TiMER

A couple months ago I watched a movie called TiMER.  It's a science-fiction romantic-comedy in which there's a little device people can get attached to their wrist that counts down to when they'll meet their soul mate.  When they get it installed, the timer will show X-years:X-months:X-days until they are to meet their match.  On the day you're to meet your soul mate, it notifies you and then when you meet them it alerts you.  Interesting, huh?


As I was watching this movie, I kept thinking what a grand, dangerous, wonderful, powerful, useful tool this timer is.  Wouldn't it be great?  No longer would we have to have to date around and waste our time on petty relationships.  We could skip heartbreaks and break-ups.  The waiting we do for Mr./Mrs.
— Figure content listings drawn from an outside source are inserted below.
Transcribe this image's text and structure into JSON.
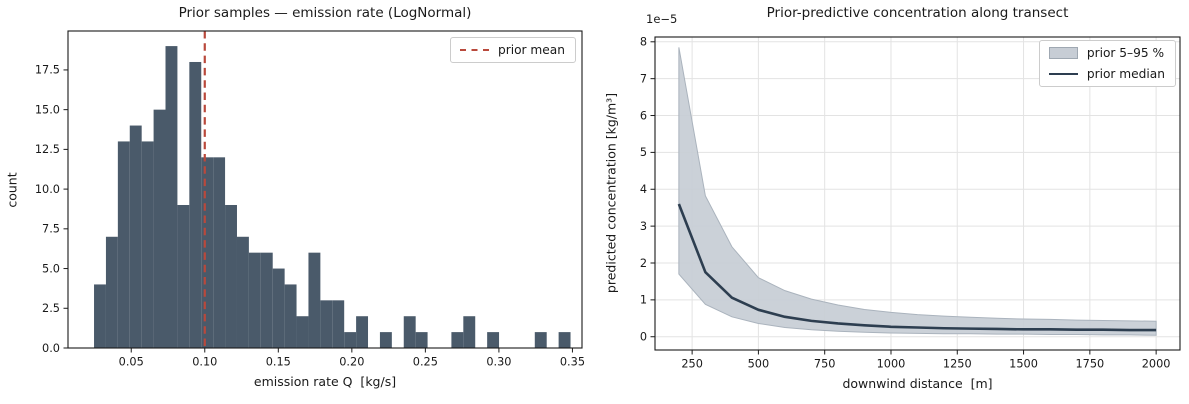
{
  "figure_background": "#ffffff",
  "chart_data": [
    {
      "type": "bar",
      "role": "histogram",
      "title": "Prior samples — emission rate (LogNormal)",
      "xlabel": "emission rate Q  [kg/s]",
      "ylabel": "count",
      "bar_color": "#4a5a6a",
      "bins_start": 0.0247,
      "bin_width": 0.0081,
      "counts": [
        4,
        7,
        13,
        14,
        13,
        15,
        19,
        9,
        18,
        12,
        12,
        9,
        7,
        6,
        6,
        5,
        4,
        2,
        6,
        3,
        3,
        1,
        2,
        0,
        1,
        0,
        2,
        1,
        0,
        0,
        1,
        2,
        0,
        1,
        0,
        0,
        0,
        1,
        0,
        1
      ],
      "xticks": [
        0.05,
        0.1,
        0.15,
        0.2,
        0.25,
        0.3,
        0.35
      ],
      "xtick_labels": [
        "0.05",
        "0.10",
        "0.15",
        "0.20",
        "0.25",
        "0.30",
        "0.35"
      ],
      "yticks": [
        0,
        2.5,
        5,
        7.5,
        10,
        12.5,
        15,
        17.5
      ],
      "ytick_labels": [
        "0.0",
        "2.5",
        "5.0",
        "7.5",
        "10.0",
        "12.5",
        "15.0",
        "17.5"
      ],
      "xlim": [
        0.007,
        0.3565
      ],
      "ylim": [
        0,
        19.95
      ],
      "grid": false,
      "vline": {
        "x": 0.1,
        "label": "prior mean",
        "color": "#b9493c",
        "linestyle": "dashed"
      },
      "legend_position": "upper right"
    },
    {
      "type": "line",
      "role": "prior-predictive",
      "title": "Prior-predictive concentration along transect",
      "xlabel": "downwind distance  [m]",
      "ylabel": "predicted concentration [kg/m³]",
      "y_offset_label": "1e−5",
      "x": [
        200,
        300,
        400,
        500,
        600,
        700,
        800,
        900,
        1000,
        1100,
        1200,
        1300,
        1400,
        1500,
        1600,
        1700,
        1800,
        1900,
        2000
      ],
      "series": [
        {
          "name": "prior median",
          "color": "#2d3e50",
          "values": [
            3.6,
            1.75,
            1.06,
            0.73,
            0.54,
            0.43,
            0.36,
            0.31,
            0.27,
            0.25,
            0.23,
            0.22,
            0.21,
            0.2,
            0.2,
            0.19,
            0.19,
            0.18,
            0.18
          ]
        }
      ],
      "band": {
        "name": "prior 5–95 %",
        "fill": "#c7cdd5",
        "edge": "#aab3bd",
        "upper": [
          7.85,
          3.82,
          2.44,
          1.6,
          1.25,
          1.02,
          0.86,
          0.74,
          0.66,
          0.6,
          0.56,
          0.53,
          0.5,
          0.48,
          0.47,
          0.45,
          0.44,
          0.43,
          0.42
        ],
        "lower": [
          1.7,
          0.88,
          0.54,
          0.36,
          0.25,
          0.19,
          0.15,
          0.12,
          0.1,
          0.09,
          0.08,
          0.08,
          0.07,
          0.07,
          0.06,
          0.06,
          0.05,
          0.05,
          0.04
        ]
      },
      "xticks": [
        250,
        500,
        750,
        1000,
        1250,
        1500,
        1750,
        2000
      ],
      "xtick_labels": [
        "250",
        "500",
        "750",
        "1000",
        "1250",
        "1500",
        "1750",
        "2000"
      ],
      "yticks": [
        0,
        1,
        2,
        3,
        4,
        5,
        6,
        7,
        8
      ],
      "ytick_labels": [
        "0",
        "1",
        "2",
        "3",
        "4",
        "5",
        "6",
        "7",
        "8"
      ],
      "xlim": [
        110,
        2090
      ],
      "ylim": [
        -0.36,
        8.13
      ],
      "grid": true,
      "grid_color": "#e3e3e3",
      "legend_position": "upper right"
    }
  ],
  "style": {
    "spine_color": "#1a1a1a",
    "tick_color": "#1a1a1a",
    "text_color": "#1a1a1a"
  }
}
Right wouldn't be seemingly in vain because we'd know that in just 1.5 years or a few more months we'd meet the one.  It'd save us a lot of time.

But would I get that timer?  Some days I say 'yes', others I say 'no'.  Some days I just want certainty as to whether I am getting married, because now the verdict is still out on that one (not because I'm 24 and unmarried but because I don't believe there's a guarantee of anyone getting married/having a partner).  If I were to get a timer, I would at least know 'ya' or 'nay' to me ever getting married and wouldn't have to live with that question.
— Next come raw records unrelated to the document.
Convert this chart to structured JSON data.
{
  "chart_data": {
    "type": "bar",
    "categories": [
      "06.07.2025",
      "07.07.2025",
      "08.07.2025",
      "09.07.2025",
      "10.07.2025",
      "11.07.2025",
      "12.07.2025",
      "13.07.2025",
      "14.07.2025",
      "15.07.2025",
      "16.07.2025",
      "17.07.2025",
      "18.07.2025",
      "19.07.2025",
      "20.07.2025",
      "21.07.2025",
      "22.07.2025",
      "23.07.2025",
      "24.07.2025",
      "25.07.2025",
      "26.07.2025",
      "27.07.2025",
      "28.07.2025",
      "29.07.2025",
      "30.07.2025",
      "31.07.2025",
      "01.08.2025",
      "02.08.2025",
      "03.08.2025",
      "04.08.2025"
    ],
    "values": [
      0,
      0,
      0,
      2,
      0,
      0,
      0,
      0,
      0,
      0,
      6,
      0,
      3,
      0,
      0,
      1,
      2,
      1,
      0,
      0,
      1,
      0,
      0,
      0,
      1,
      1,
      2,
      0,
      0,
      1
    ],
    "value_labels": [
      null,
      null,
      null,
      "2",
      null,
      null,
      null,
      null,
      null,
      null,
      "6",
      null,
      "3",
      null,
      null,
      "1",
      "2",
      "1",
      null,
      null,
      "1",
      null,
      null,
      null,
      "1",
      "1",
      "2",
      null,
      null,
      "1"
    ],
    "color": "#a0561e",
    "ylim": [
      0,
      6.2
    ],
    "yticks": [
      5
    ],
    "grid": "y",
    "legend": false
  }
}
But for the days I say 'no' to the (pretend) option of getting a timer, I'm probably stronger.  On those days, I would be living life!  I wouldn't be waiting around watching my wrist, counting down to when Mr. Right comes into my life.  I wouldn't become a lady in waiting: just sitting pretty waiting for him to come before I start living.  What kind of existence is that?!  This is 2012, women can exist and live fully without men overseeing.  On days when I say 'no' to the timer, I'm realizing how blessed I am to have such fantastic people surrounding me, and how blessed I am to have nothing, no husband, no kids, no mortgage, to keep me here.  I could up and move to another country without worry about if my husband can find a job.  This kind of freedom is priceless and I want to bask in it as much as possible.

While the idea of a countdown timer is understandably grand, I think it takes all our faith away.  It answers too many questions for us, it takes away our freewill; our freewill to live life with adventure and wonder.  Wonder that comes when we've grown and improved on our own accord instead of the extrinsic pressure of preparing for one's mate.  Not having a timer gives us the opportunity to live as if each of our lives is important, with or without a companion.